Wir haben später am Abend ganz lange und in Ruhe miteinander gesprochen, ich war ganz ruhig, ganz entspannt - und irgendwann übertrug sich das auf ihn. Er schlief dann ein, ich hab noch lange wach gelegen, mir irgendwelche Sendungen angeschaut und gedacht, wie froh ich bin, grad jetzt hier bei den Jungs zu sein. Ich kann es aber nicht immer - und eigentlich muss ich das doch auch nicht.

Ich denke auch, dass das Geld nicht umsonst ausgegeben war. Manches ist immer noch deutlich besser als vor Therapiebeginn, grad meine Kollegin meinte heute zu mir: "Kein Vergleich zum letzten Jahr." Der fünfseitige Laborbefund wird grad ausgewertet, mit diesem Rüstzeug geh ich dann noch mal los und muss da einiges abklären lassen, dann komme ich hoffentlich weiter. Bislang höre ich immer nur, dass eins nicht zum anderen passt. Nicht mal bei den Laborwerten. Ich passe einfach nirgendwo rein.
Vielleicht bin ich ja doch ein Unikat? :D
Ein Unikum vielleicht, hat mir vor vielen Jahren mal ein Kollege zur Antwort auf diese Frage gegeben ;)
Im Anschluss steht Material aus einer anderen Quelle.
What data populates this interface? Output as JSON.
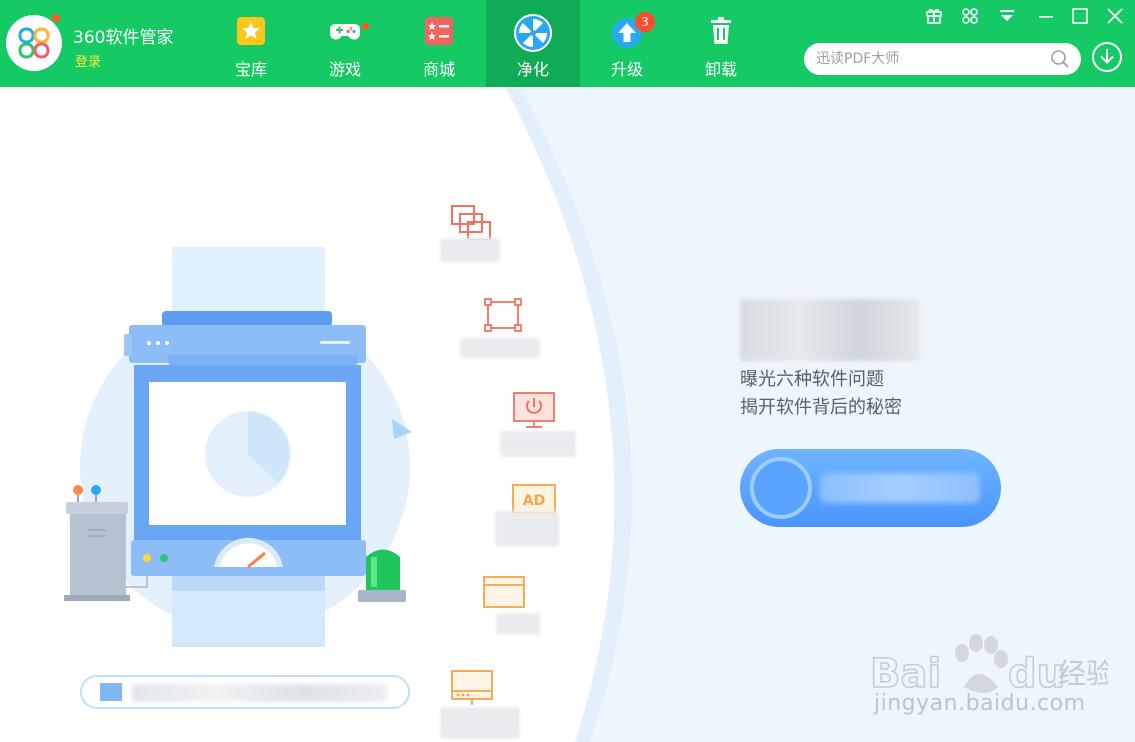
{
  "app": {
    "title": "360软件管家",
    "login_label": "登录"
  },
  "nav": {
    "tabs": [
      {
        "label": "宝库",
        "icon": "star-icon"
      },
      {
        "label": "游戏",
        "icon": "gamepad-icon"
      },
      {
        "label": "商城",
        "icon": "shop-icon"
      },
      {
        "label": "净化",
        "icon": "purify-fan-icon",
        "active": true
      },
      {
        "label": "升级",
        "icon": "upgrade-arrow-icon",
        "badge": "3"
      },
      {
        "label": "卸载",
        "icon": "trash-icon"
      }
    ]
  },
  "search": {
    "placeholder": "迅读PDF大师"
  },
  "main": {
    "description_line1": "曝光六种软件问题",
    "description_line2": "揭开软件背后的秘密"
  },
  "watermark": {
    "text": "jingyan.baidu.com"
  },
  "colors": {
    "topbar": "#15c964",
    "topbar_active": "#10ab56",
    "primary_button": "#4a94ff",
    "badge": "#ff4a2b",
    "login": "#ffee35"
  }
}
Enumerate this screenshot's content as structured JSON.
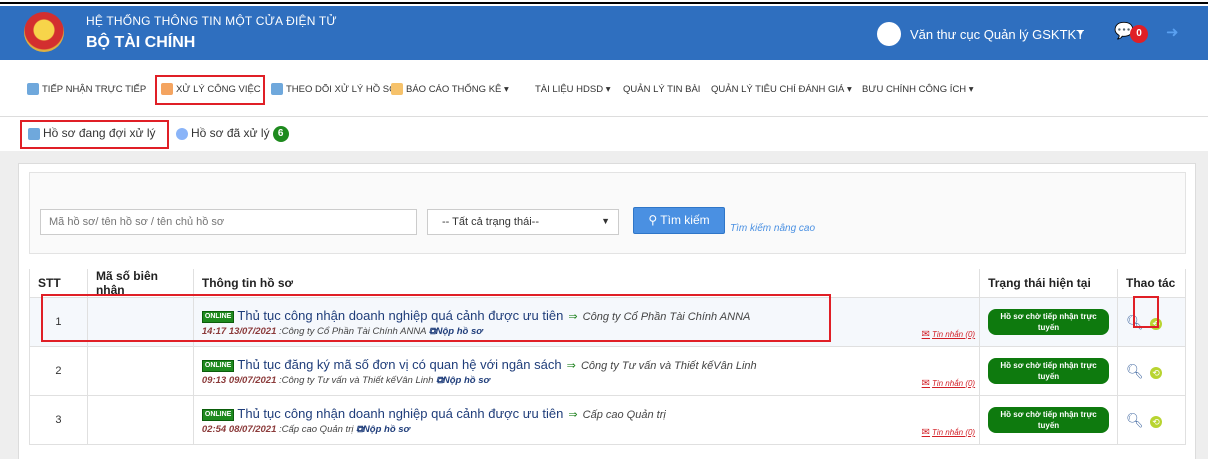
{
  "header": {
    "system_title": "HỆ THỐNG THÔNG TIN MỘT CỬA ĐIỆN TỬ",
    "org_name": "BỘ TÀI CHÍNH",
    "user_name": "Văn thư cục Quản lý GSKTKT",
    "user_caret": "▾",
    "notification_count": "0"
  },
  "menu": {
    "items": [
      {
        "label": "TIẾP NHẬN TRỰC TIẾP",
        "icon": "document-add-icon"
      },
      {
        "label": "XỬ LÝ CÔNG VIỆC",
        "icon": "list-icon"
      },
      {
        "label": "THEO DÕI XỬ LÝ HỒ SƠ",
        "icon": "search-doc-icon"
      },
      {
        "label": "BÁO CÁO THỐNG KÊ ▾",
        "icon": "report-icon"
      },
      {
        "label": "TÀI LIỆU HDSD ▾"
      },
      {
        "label": "QUẢN LÝ TIN BÀI"
      },
      {
        "label": "QUẢN LÝ TIÊU CHÍ ĐÁNH GIÁ ▾"
      },
      {
        "label": "BƯU CHÍNH CÔNG ÍCH ▾"
      }
    ]
  },
  "subtabs": {
    "pending_label": "Hồ sơ đang đợi xử lý",
    "done_label": "Hồ sơ đã xử lý",
    "done_count": "6"
  },
  "search": {
    "placeholder": "Mã hồ sơ/ tên hồ sơ / tên chủ hồ sơ",
    "status_selected": "-- Tất cả trạng thái--",
    "button_label": "Tìm kiếm",
    "advanced_link": "Tìm kiếm nâng cao"
  },
  "table": {
    "headers": {
      "stt": "STT",
      "code": "Mã số biên nhận",
      "info": "Thông tin hồ sơ",
      "state": "Trạng thái hiện tại",
      "actions": "Thao tác"
    },
    "online_tag": "ONLINE",
    "message_link": "Tin nhắn (0)",
    "rows": [
      {
        "stt": "1",
        "code": "",
        "procedure": "Thủ tục công nhận doanh nghiệp quá cảnh được ưu tiên",
        "company": "Công ty Cổ Phần Tài Chính ANNA",
        "time": "14:17 13/07/2021",
        "submitter": ":Công ty Cổ Phần Tài Chính ANNA",
        "action": "Nộp hồ sơ",
        "state": "Hồ sơ chờ tiếp nhận trực tuyến"
      },
      {
        "stt": "2",
        "code": "",
        "procedure": "Thủ tục đăng ký mã số đơn vị có quan hệ với ngân sách",
        "company": "Công ty Tư vấn và Thiết kếVân Linh",
        "time": "09:13 09/07/2021",
        "submitter": ":Công ty Tư vấn và Thiết kếVân Linh",
        "action": "Nộp hồ sơ",
        "state": "Hồ sơ chờ tiếp nhận trực tuyến"
      },
      {
        "stt": "3",
        "code": "",
        "procedure": "Thủ tục công nhận doanh nghiệp quá cảnh được ưu tiên",
        "company": "Cấp cao Quản trị",
        "time": "02:54 08/07/2021",
        "submitter": ":Cấp cao Quản trị",
        "action": "Nộp hồ sơ",
        "state": "Hồ sơ chờ tiếp nhận trực tuyến"
      }
    ]
  },
  "colors": {
    "header_bg": "#2f6fbf",
    "highlight": "#e01f26",
    "status_green": "#0e7a0e"
  }
}
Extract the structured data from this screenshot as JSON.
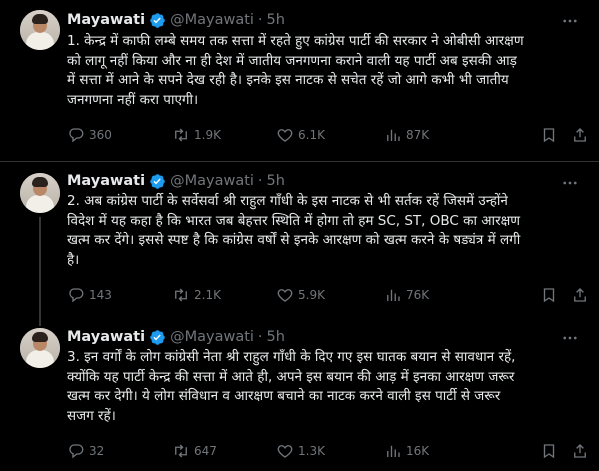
{
  "tweets": [
    {
      "author_name": "Mayawati",
      "handle": "@Mayawati",
      "separator": "·",
      "time": "5h",
      "text": "1. केन्द्र में काफी लम्बे समय तक सत्ता में रहते हुए कांग्रेस पार्टी की सरकार ने ओबीसी आरक्षण\nको लागू नहीं किया और ना ही देश में जातीय जनगणना कराने वाली यह पार्टी अब इसकी आड़\nमें सत्ता में आने के सपने देख रही है। इनके इस नाटक से सचेत रहें जो आगे कभी भी जातीय\nजनगणना नहीं करा पाएगी।",
      "replies": "360",
      "reposts": "1.9K",
      "likes": "6.1K",
      "views": "87K"
    },
    {
      "author_name": "Mayawati",
      "handle": "@Mayawati",
      "separator": "·",
      "time": "5h",
      "text": "2. अब कांग्रेस पार्टी के सर्वेसर्वा श्री राहुल गाँधी के इस नाटक से भी सर्तक रहें जिसमें उन्होंने\nविदेश में यह कहा है कि भारत जब बेहत्तर स्थिति में होगा तो हम SC, ST, OBC का आरक्षण\nखत्म कर देंगे। इससे स्पष्ट है कि कांग्रेस वर्षों से इनके आरक्षण को खत्म करने के षड्यंत्र में लगी\nहै।",
      "replies": "143",
      "reposts": "2.1K",
      "likes": "5.9K",
      "views": "76K"
    },
    {
      "author_name": "Mayawati",
      "handle": "@Mayawati",
      "separator": "·",
      "time": "5h",
      "text": "3. इन वर्गों के लोग कांग्रेसी नेता श्री राहुल गाँधी के दिए गए इस घातक बयान से सावधान रहें,\nक्योंकि यह पार्टी केन्द्र की सत्ता में आते ही, अपने इस बयान की आड़ में इनका आरक्षण जरूर\nखत्म कर देगी। ये लोग संविधान व आरक्षण बचाने का नाटक करने वाली इस पार्टी से जरूर\nसजग रहें।",
      "replies": "32",
      "reposts": "647",
      "likes": "1.3K",
      "views": "16K"
    }
  ],
  "colors": {
    "background": "#000000",
    "text": "#e7e9ea",
    "muted": "#71767b",
    "verified": "#1d9bf0",
    "border": "#2f3336"
  },
  "icons": {
    "verified": "verified-badge-icon",
    "more": "more-horizontal-icon",
    "reply": "reply-icon",
    "repost": "repost-icon",
    "like": "like-icon",
    "views": "views-icon",
    "bookmark": "bookmark-icon",
    "share": "share-icon"
  }
}
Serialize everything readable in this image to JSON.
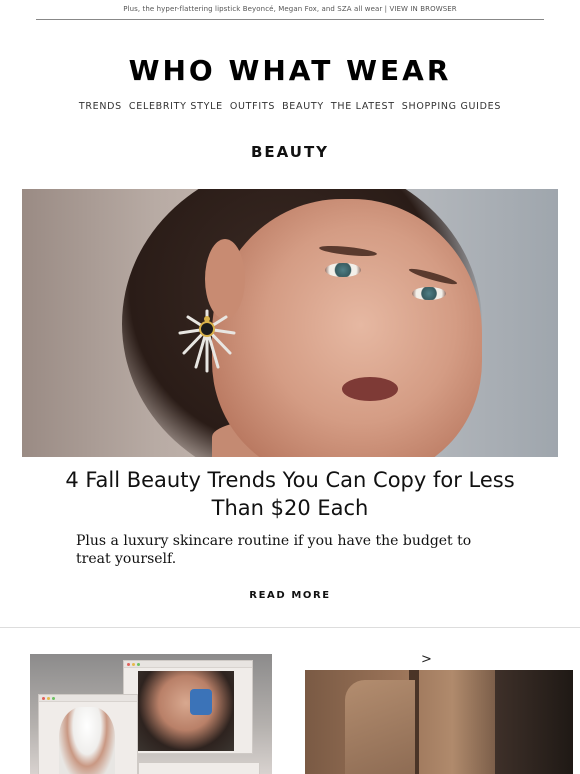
{
  "preheader": "Plus, the hyper-flattering lipstick Beyoncé, Megan Fox, and SZA all wear | VIEW IN BROWSER",
  "logo": "WHO WHAT WEAR",
  "nav": [
    "TRENDS",
    "CELEBRITY STYLE",
    "OUTFITS",
    "BEAUTY",
    "THE LATEST",
    "SHOPPING GUIDES"
  ],
  "section_title": "BEAUTY",
  "hero": {
    "headline": "4 Fall Beauty Trends You Can Copy for Less Than $20 Each",
    "dek": "Plus a luxury skincare routine if you have the budget to treat yourself.",
    "cta": "READ MORE"
  },
  "next_arrow": ">",
  "colors": {
    "text": "#111111",
    "rule": "#888888",
    "background": "#ffffff"
  }
}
Clara Himmelhoch hat gesagt…

Liebe Helma, du weißt hoffentlich, dass ich öfter mal so an dich denke und dir dabei immer Gutes wünsche, denn das brauchst du ganz viel und zu jeder Zeit.
Vor Jahren (2004) habe ich mal eine U-Boot-Therapie gegen Tinnitus gemacht - für ähnlich teures Geld wie du. Sie hat nicht geholfen, aber vielleicht hat sie letztendlich dann doch geholfen, denn als ich die ersten Hörgeräte bekam, war das Fiepen und Quietschen weg - zum Glück - da konnte ich mir mein Irre-Werden für später aufheben.
Für den Fernseher habe ich z.Z kaum Zeit, da ich ständig verreise.